Hudson graduated from Dunbar Vocational Career Academy. She has ties to both the Progressive Baptist Church, near U.S. Cellular Field, and Pleasant Gift Missionary Baptist Church. Up until a few years ago, Hudson still lived with her mother. As of 2003, Hudson's singing experience was limited to the church choir, a stint performing on a Disney cruise ship and a 2001 production of "Big River" at Lincolnshire's Marriott Theatre.

Still, Donerson encouraged her daughter to fly to Atlanta and audition for the third season of "American Idol."

She made it. In 2004, after a vigorous competition, Hudson was voted off the show in seventh place. Judge Simon Cowell was particularly cruel to her, telling her she was "out of her league" and her outfit resembled "something you should wrap a turkey in."

Hudson's resilience won out when director Bill Condon hired her for the role of Effie White in "Dreamgirls," a musical riff inspired by the career of The Supremes. Perhaps in a bit of poetic justice, Hudson beat out 781 others who auditioned for the role including, reportedly, 2004 "Idol" winner Fantasia Barrino.

Hudson has been careful not to complain about her "Idol" history and instead remained grateful for the experience.

Hudson told the Tribune she believes in God's overall plan for her. "It wasn't a big deal for her because one of her dreams had already come true," Hudson's older sister, Julia, told the Tribune in 2007. "All she wanted was for the world to hear her singing."

Hudson won both a Golden Globe and Academy Award for the performance—her first ever on film.

"She's the same Jennifer," Julia Hudson told the Tribune after her sister's Oscar win. "She wants to stop and talk to every fan she can and come home [to Chicago] every time she can."

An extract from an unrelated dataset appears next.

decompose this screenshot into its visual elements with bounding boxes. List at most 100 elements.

She went on to positive reviews in "Sex in the City: The Movie" and continued to credit her success to the support of her family. Hudson visited Chicago last week when she was honored at the 44th Chicago International Film Festival's Black Perspective Tribute alongside Sidney Poitier.

"Family is everything. My family is definitely what keeps me grounded," she told the Sunday Telegraph in September. "They keep things in perspective and balanced. When I'm in Chicago, my life is normal. I have to get up and make my own breakfast, and I'm told the truth. I'm very normal—it's my career that's not."